Kurt E. Anderson, Brian D. Inouye, and Nora Underwood. 2015. Can inducible resistance in plants cause herbivore aggregations? Spatial patterns in an inducible plant/herbivore model. Ecology 96:27582770. http://dx.doi.org/10.1890/14-1697.1

Appendix C. Figures showing further examples of model spatiotemporal dynamics.

 

FigC1

Fig. C1. Spatiotemporal dynamics exhibited by the OBEM model when the system experiences a uniform perturbation. Dynamics were obtained via numerical simulation of the full non-linear model over one hundred patches with periodic boundary conditions. Each location represents a patch. In each example, herbivores have an initial density that is 10% above the uniform steady state, while inducible resistance is at its uniform steady state.
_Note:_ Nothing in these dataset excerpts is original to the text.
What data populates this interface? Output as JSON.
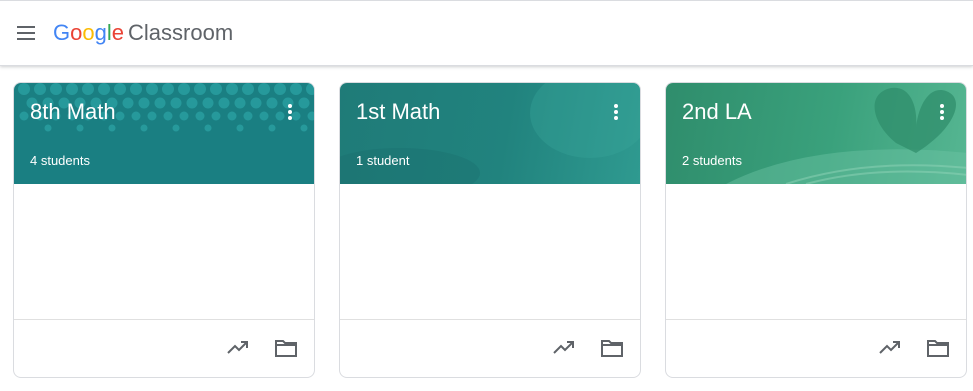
{
  "header": {
    "brand_google": [
      "G",
      "o",
      "o",
      "g",
      "l",
      "e"
    ],
    "product": "Classroom",
    "menu_icon": "hamburger-menu-icon"
  },
  "classes": [
    {
      "name": "8th Math",
      "students": "4 students",
      "theme": "#1a7f82"
    },
    {
      "name": "1st Math",
      "students": "1 student",
      "theme": "#21837e"
    },
    {
      "name": "2nd LA",
      "students": "2 students",
      "theme": "#3aa17c"
    }
  ],
  "icons": {
    "more": "more-vert-icon",
    "trending": "trending-up-icon",
    "folder": "folder-icon"
  }
}
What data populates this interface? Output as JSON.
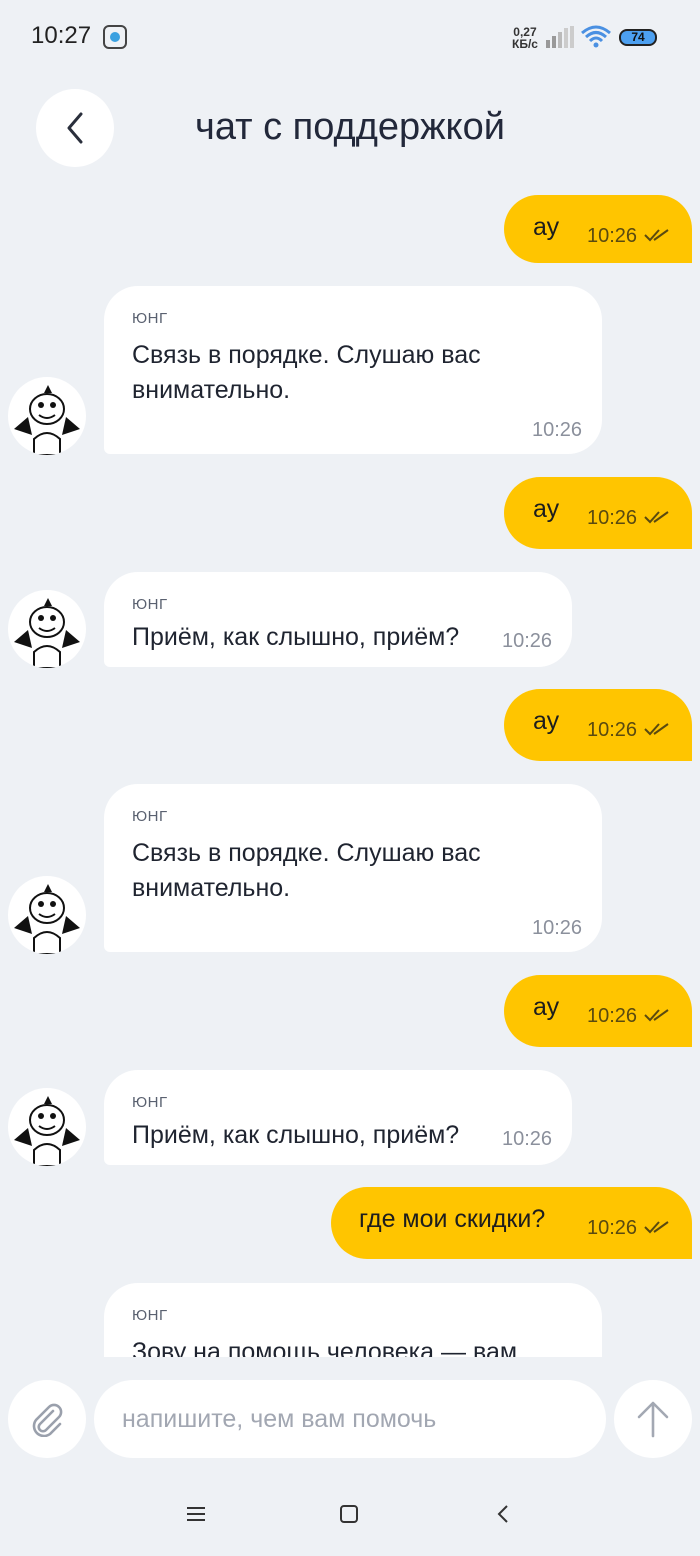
{
  "status_bar": {
    "time": "10:27",
    "net_speed_value": "0,27",
    "net_speed_unit": "КБ/с",
    "battery": "74"
  },
  "header": {
    "title": "чат с поддержкой"
  },
  "messages": [
    {
      "type": "outgoing",
      "text": "ау",
      "time": "10:26",
      "status": "read"
    },
    {
      "type": "incoming",
      "sender": "ЮНГ",
      "text": "Связь в порядке. Слушаю вас внимательно.",
      "time": "10:26"
    },
    {
      "type": "outgoing",
      "text": "ау",
      "time": "10:26",
      "status": "read"
    },
    {
      "type": "incoming",
      "sender": "ЮНГ",
      "text": "Приём, как слышно, приём?",
      "time": "10:26"
    },
    {
      "type": "outgoing",
      "text": "ау",
      "time": "10:26",
      "status": "read"
    },
    {
      "type": "incoming",
      "sender": "ЮНГ",
      "text": "Связь в порядке. Слушаю вас внимательно.",
      "time": "10:26"
    },
    {
      "type": "outgoing",
      "text": "ау",
      "time": "10:26",
      "status": "read"
    },
    {
      "type": "incoming",
      "sender": "ЮНГ",
      "text": "Приём, как слышно, приём?",
      "time": "10:26"
    },
    {
      "type": "outgoing",
      "text": "где мои скидки?",
      "time": "10:26",
      "status": "read"
    },
    {
      "type": "incoming",
      "sender": "ЮНГ",
      "text": "Зову на помощь человека — вам"
    }
  ],
  "composer": {
    "placeholder": "напишите, чем вам помочь",
    "value": ""
  },
  "icons": {
    "back": "chevron-left-icon",
    "attach": "paperclip-icon",
    "send": "arrow-up-icon",
    "nav_menu": "menu-icon",
    "nav_home": "square-icon",
    "nav_back": "triangle-back-icon"
  },
  "colors": {
    "background": "#eef1f5",
    "outgoing_bubble": "#ffc500",
    "incoming_bubble": "#ffffff"
  }
}
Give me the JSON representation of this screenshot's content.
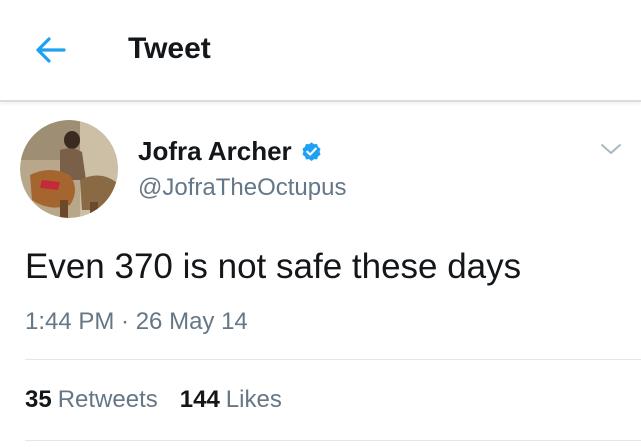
{
  "header": {
    "title": "Tweet",
    "back_icon": "arrow-left-icon"
  },
  "colors": {
    "accent": "#1da1f2",
    "text_primary": "#14171a",
    "text_secondary": "#657786",
    "divider": "#e1e8ed"
  },
  "author": {
    "display_name": "Jofra Archer",
    "handle": "@JofraTheOctupus",
    "verified": true,
    "verified_icon": "verified-badge-icon",
    "avatar_icon": "profile-photo"
  },
  "tweet": {
    "text": "Even 370 is not safe these days",
    "timestamp": "1:44 PM · 26 May 14"
  },
  "stats": {
    "retweets_count": "35",
    "retweets_label": "Retweets",
    "likes_count": "144",
    "likes_label": "Likes"
  },
  "menu_icon": "chevron-down-icon"
}
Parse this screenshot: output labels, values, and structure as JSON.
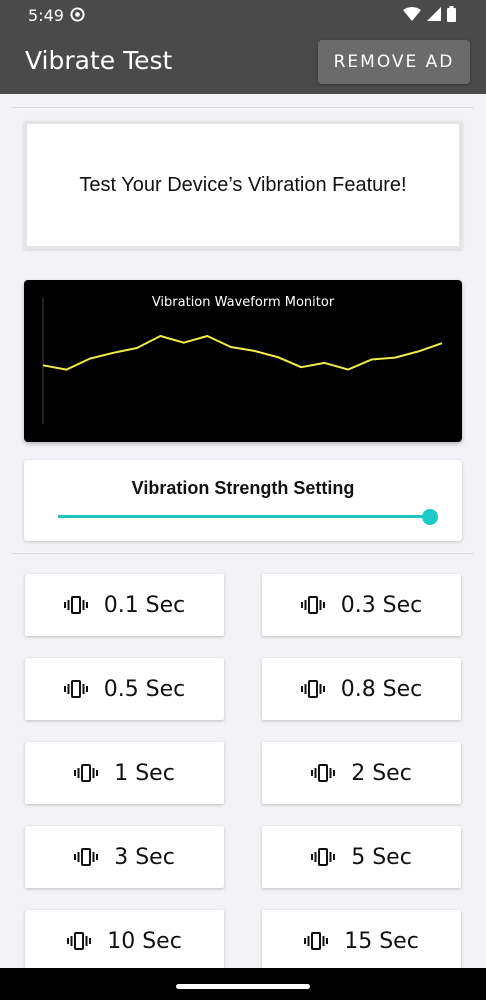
{
  "status": {
    "time": "5:49"
  },
  "app": {
    "title": "Vibrate Test",
    "remove_ad_label": "REMOVE AD"
  },
  "info": {
    "text": "Test Your Device’s Vibration Feature!"
  },
  "monitor": {
    "title": "Vibration Waveform Monitor",
    "line_color": "#f2ec4b",
    "waveform": [
      0.39,
      0.3,
      0.53,
      0.65,
      0.75,
      1.0,
      0.86,
      1.0,
      0.77,
      0.69,
      0.56,
      0.35,
      0.44,
      0.3,
      0.51,
      0.55,
      0.68,
      0.85
    ]
  },
  "strength": {
    "title": "Vibration Strength Setting",
    "value": 1.0,
    "accent": "#20c6c3"
  },
  "buttons": [
    {
      "label": "0.1 Sec",
      "icon": "vibrate-icon"
    },
    {
      "label": "0.3 Sec",
      "icon": "vibrate-icon"
    },
    {
      "label": "0.5 Sec",
      "icon": "vibrate-icon"
    },
    {
      "label": "0.8 Sec",
      "icon": "vibrate-icon"
    },
    {
      "label": "1 Sec",
      "icon": "vibrate-icon"
    },
    {
      "label": "2 Sec",
      "icon": "vibrate-icon"
    },
    {
      "label": "3 Sec",
      "icon": "vibrate-icon"
    },
    {
      "label": "5 Sec",
      "icon": "vibrate-icon"
    },
    {
      "label": "10 Sec",
      "icon": "vibrate-icon"
    },
    {
      "label": "15 Sec",
      "icon": "vibrate-icon"
    }
  ]
}
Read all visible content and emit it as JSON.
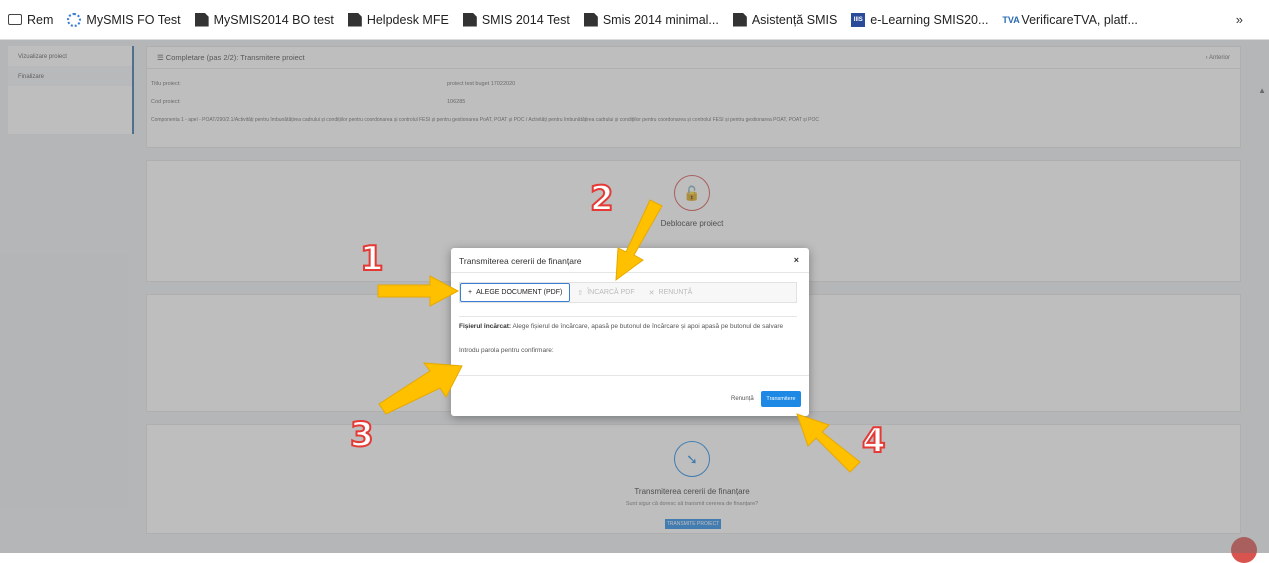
{
  "bookmarks": [
    {
      "icon": "folder-icon",
      "label": "Rem"
    },
    {
      "icon": "spinner-icon",
      "label": "MySMIS FO Test"
    },
    {
      "icon": "document-icon",
      "label": "MySMIS2014 BO test"
    },
    {
      "icon": "document-icon",
      "label": "Helpdesk MFE"
    },
    {
      "icon": "document-icon",
      "label": "SMIS 2014 Test"
    },
    {
      "icon": "document-icon",
      "label": "Smis 2014 minimal..."
    },
    {
      "icon": "document-icon",
      "label": "Asistență SMIS"
    },
    {
      "icon": "elearning-icon",
      "label": "e-Learning SMIS20..."
    },
    {
      "icon": "tva-icon",
      "label": "VerificareTVA, platf..."
    }
  ],
  "bookmarks_more": "»",
  "sidebar": {
    "items": [
      {
        "label": "Vizualizare proiect"
      },
      {
        "label": "Finalizare"
      }
    ]
  },
  "main": {
    "header_title": "☰ Completare (pas 2/2): Transmitere proiect",
    "header_right": "‹ Anterior",
    "fields": [
      {
        "label": "Titlu proiect:",
        "value": "proiect test buget 17022020"
      },
      {
        "label": "Cod proiect:",
        "value": "106285"
      }
    ],
    "component_text": "Componenta 1 - apel - POAT/290/2.1/Activități pentru îmbunătățirea cadrului și condițiilor pentru coordonarea și controlul FESI și pentru gestionarea PoAT, POAT și POC / Activități pentru îmbunătățirea cadrului și condițiilor pentru coordonarea și controlul FESI și pentru gestionarea POAT, POAT și POC",
    "panel_unlock_title": "Deblocare proiect",
    "panel_transmit_title": "Transmiterea cererii de finanțare",
    "panel_transmit_sub": "Sunt sigur că doresc să transmit cererea de finanțare?",
    "panel_transmit_button": "TRANSMITE PROIECT"
  },
  "modal": {
    "title": "Transmiterea cererii de finanțare",
    "close": "×",
    "steps": [
      {
        "symbol": "+",
        "label": "ALEGE DOCUMENT (PDF)",
        "active": true
      },
      {
        "symbol": "⇧",
        "label": "ÎNCARCĂ PDF",
        "active": false
      },
      {
        "symbol": "✕",
        "label": "RENUNȚĂ",
        "active": false
      }
    ],
    "file_label": "Fișierul încărcat:",
    "file_text": "Alege fișierul de încărcare, apasă pe butonul de încărcare și apoi apasă pe butonul de salvare",
    "password_label": "Introdu parola pentru confirmare:",
    "cancel_label": "Renunță",
    "submit_label": "Transmitere"
  },
  "annotations": {
    "n1": "1",
    "n2": "2",
    "n3": "3",
    "n4": "4",
    "arrow_color": "#FFC000",
    "number_color": "#E53935"
  }
}
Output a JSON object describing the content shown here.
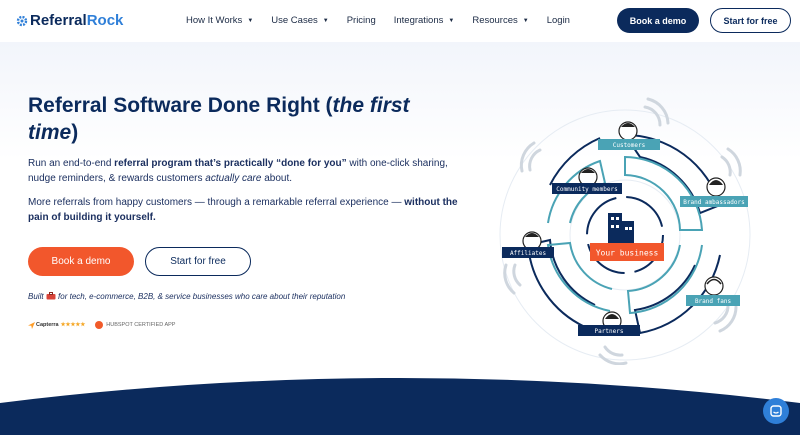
{
  "brand": {
    "name_part1": "Referral",
    "name_part2": "Rock"
  },
  "nav": {
    "items": [
      {
        "label": "How It Works",
        "caret": true
      },
      {
        "label": "Use Cases",
        "caret": true
      },
      {
        "label": "Pricing",
        "caret": false
      },
      {
        "label": "Integrations",
        "caret": true
      },
      {
        "label": "Resources",
        "caret": true
      },
      {
        "label": "Login",
        "caret": false
      }
    ],
    "book_demo": "Book a demo",
    "start_free": "Start for free"
  },
  "hero": {
    "headline_main": "Referral Software Done Right (",
    "headline_em": "the first time",
    "headline_end": ")",
    "p1_a": "Run an end-to-end ",
    "p1_b": "referral program that’s practically “done for you”",
    "p1_c": " with one-click sharing, nudge reminders, & rewards customers ",
    "p1_d": "actually care",
    "p1_e": " about.",
    "p2_a": "More referrals from happy customers — through a remarkable referral experience — ",
    "p2_b": "without the pain of building it yourself.",
    "btn_demo": "Book a demo",
    "btn_start": "Start for free",
    "built_a": "Built",
    "built_b": "for tech, e-commerce, B2B, & service businesses who care about their reputation",
    "capterra": "Capterra",
    "stars": "★★★★★",
    "hubspot": "HUBSPOT CERTIFIED APP"
  },
  "diagram": {
    "center": "Your business",
    "labels": [
      "Customers",
      "Community members",
      "Brand ambassadors",
      "Affiliates",
      "Brand fans",
      "Partners"
    ]
  },
  "colors": {
    "navy": "#0b2a5c",
    "orange": "#f2572c",
    "teal": "#4aa3b5",
    "blue": "#2f7fd8"
  }
}
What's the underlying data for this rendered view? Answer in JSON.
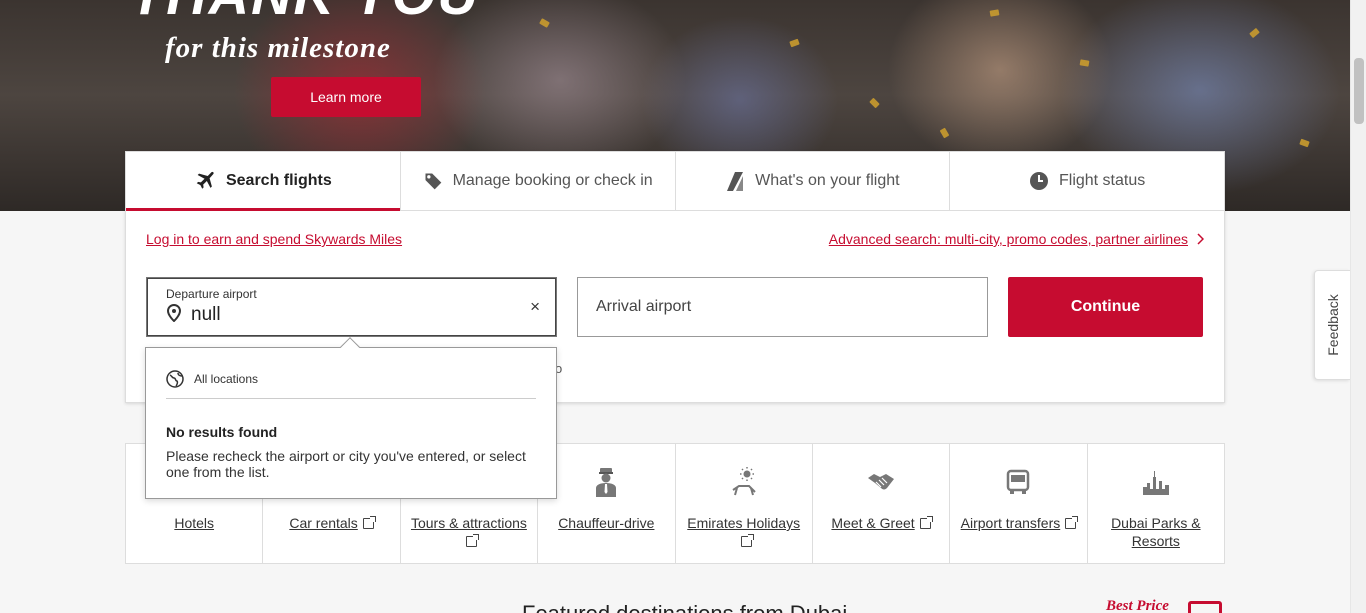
{
  "hero": {
    "title_partial": "THANK YOU",
    "subtitle": "for this milestone",
    "cta_label": "Learn more"
  },
  "tabs": [
    {
      "label": "Search flights",
      "icon": "plane-icon",
      "active": true
    },
    {
      "label": "Manage booking or check in",
      "icon": "tag-icon",
      "active": false
    },
    {
      "label": "What's on your flight",
      "icon": "tailfin-icon",
      "active": false
    },
    {
      "label": "Flight status",
      "icon": "clock-icon",
      "active": false
    }
  ],
  "links": {
    "login": "Log in to earn and spend Skywards Miles",
    "advanced": "Advanced search: multi-city, promo codes, partner airlines"
  },
  "search": {
    "departure_label": "Departure airport",
    "departure_value": "null",
    "clear_symbol": "×",
    "arrival_placeholder": "Arrival airport",
    "continue_label": "Continue"
  },
  "dropdown": {
    "all_locations": "All locations",
    "no_results_title": "No results found",
    "no_results_message": "Please recheck the airport or city you've entered, or select one from the list."
  },
  "services": [
    {
      "label": "Hotels",
      "icon": "hotel-icon",
      "external": false
    },
    {
      "label": "Car rentals",
      "icon": "car-icon",
      "external": true
    },
    {
      "label": "Tours & attractions",
      "icon": "tour-icon",
      "external": true
    },
    {
      "label": "Chauffeur-drive",
      "icon": "chauffeur-icon",
      "external": false
    },
    {
      "label": "Emirates Holidays",
      "icon": "holiday-icon",
      "external": true
    },
    {
      "label": "Meet & Greet",
      "icon": "handshake-icon",
      "external": true
    },
    {
      "label": "Airport transfers",
      "icon": "bus-icon",
      "external": true
    },
    {
      "label": "Dubai Parks & Resorts",
      "icon": "skyline-icon",
      "external": false
    }
  ],
  "bottom": {
    "heading_partial": "Featured destinations from Dubai",
    "best_price": "Best Price"
  },
  "feedback_label": "Feedback",
  "colors": {
    "brand_red": "#c60c30"
  }
}
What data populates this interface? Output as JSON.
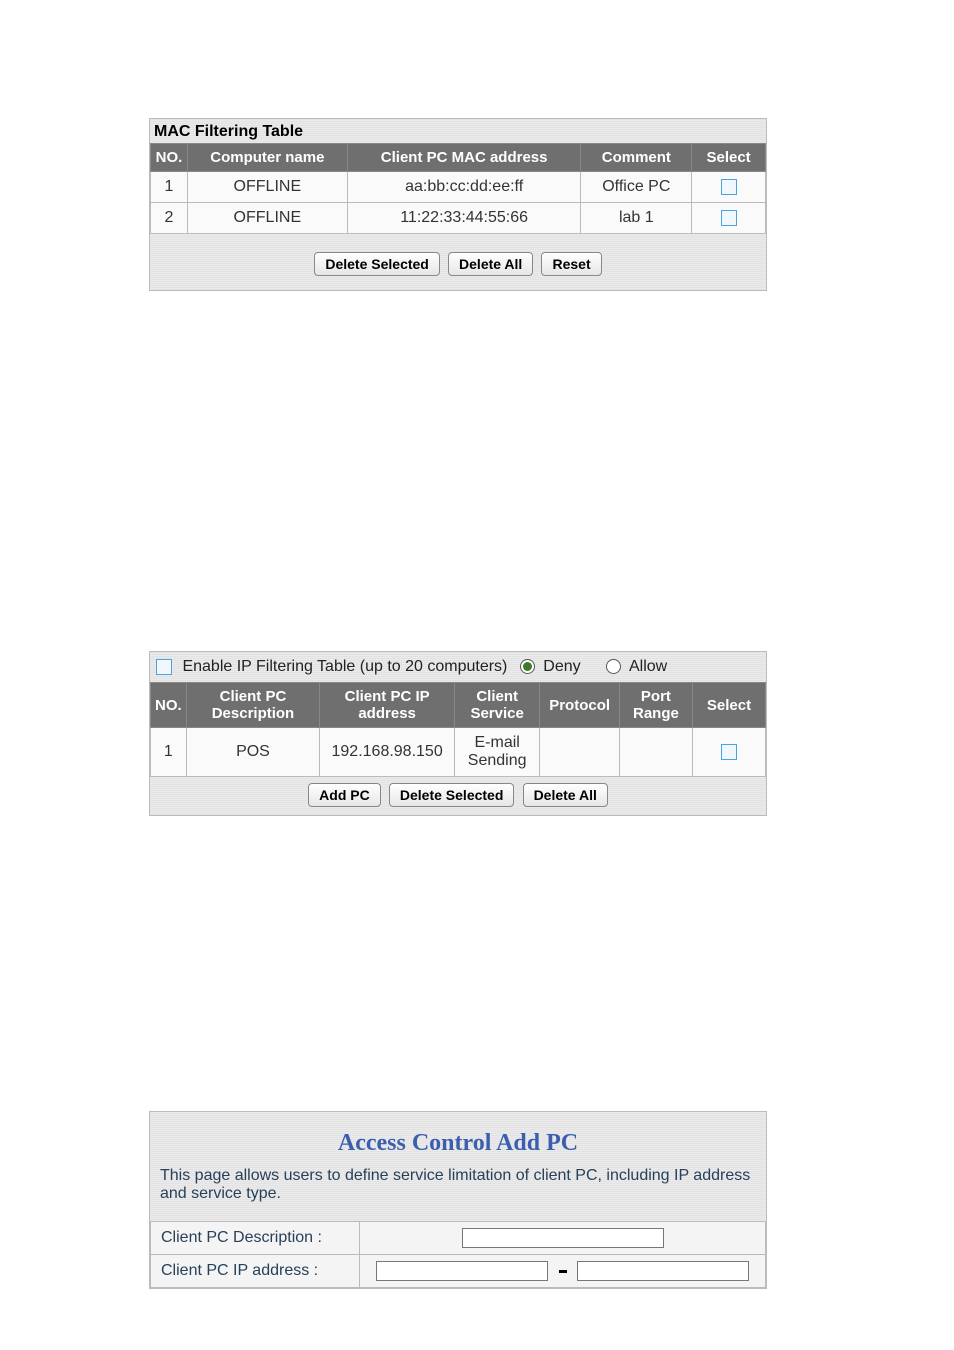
{
  "mac_table": {
    "title": "MAC Filtering Table",
    "headers": {
      "no": "NO.",
      "name": "Computer name",
      "mac": "Client PC MAC address",
      "comment": "Comment",
      "select": "Select"
    },
    "rows": [
      {
        "no": "1",
        "name": "OFFLINE",
        "mac": "aa:bb:cc:dd:ee:ff",
        "comment": "Office PC"
      },
      {
        "no": "2",
        "name": "OFFLINE",
        "mac": "11:22:33:44:55:66",
        "comment": "lab 1"
      }
    ],
    "buttons": {
      "delete_selected": "Delete Selected",
      "delete_all": "Delete All",
      "reset": "Reset"
    }
  },
  "ip_table": {
    "enable_label": "Enable IP Filtering Table (up to 20 computers)",
    "deny_label": "Deny",
    "allow_label": "Allow",
    "headers": {
      "no": "NO.",
      "desc": "Client PC Description",
      "ip": "Client PC IP address",
      "service": "Client Service",
      "protocol": "Protocol",
      "port": "Port Range",
      "select": "Select"
    },
    "rows": [
      {
        "no": "1",
        "desc": "POS",
        "ip": "192.168.98.150",
        "service": "E-mail Sending",
        "protocol": "",
        "port": ""
      }
    ],
    "buttons": {
      "add_pc": "Add PC",
      "delete_selected": "Delete Selected",
      "delete_all": "Delete All"
    }
  },
  "access_control": {
    "title": "Access Control Add PC",
    "description": "This page allows users to define service limitation of client PC, including IP address and service type.",
    "labels": {
      "desc": "Client PC Description :",
      "ip": "Client PC IP address :"
    }
  }
}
The strength of induction on mortality β is varied. When β is small, the system quickly returns to its uniform steady state. When β increases, however, the system becomes less stable; exhibiting damped and eventually sustained oscillations that are synchronized across patches. Other parameter values are τ = 2.0, χ = 30.0, D = 12.0, b = 1.0, θ = 5.0.


 

FigC2

Fig. C2. Spatiotemporal dynamics exhibited by the LBME model with different time delays in the onset of induction. In these cases, the induction shape parameter θ = 1, meaning that it does not exhibit a sigmoid shape. Dynamics were obtained via numerical simulation of the full non-linear model over one hundred patches with periodic boundary conditions. Each location represents a patch. In each example, herbivores have an initial density that varies across patches as a sine wave with a spatial frequency k = 1.047, which corresponds to a spatial wavelength of ≈ 17 patches. Inducible resistance is at its uniform steady state. The scale of the time axis varies among scenarios for presentation purposes. Other parameter values are r = 0.1, β = 0.3, χ = 1.0, D = 0.1, b = 1.5.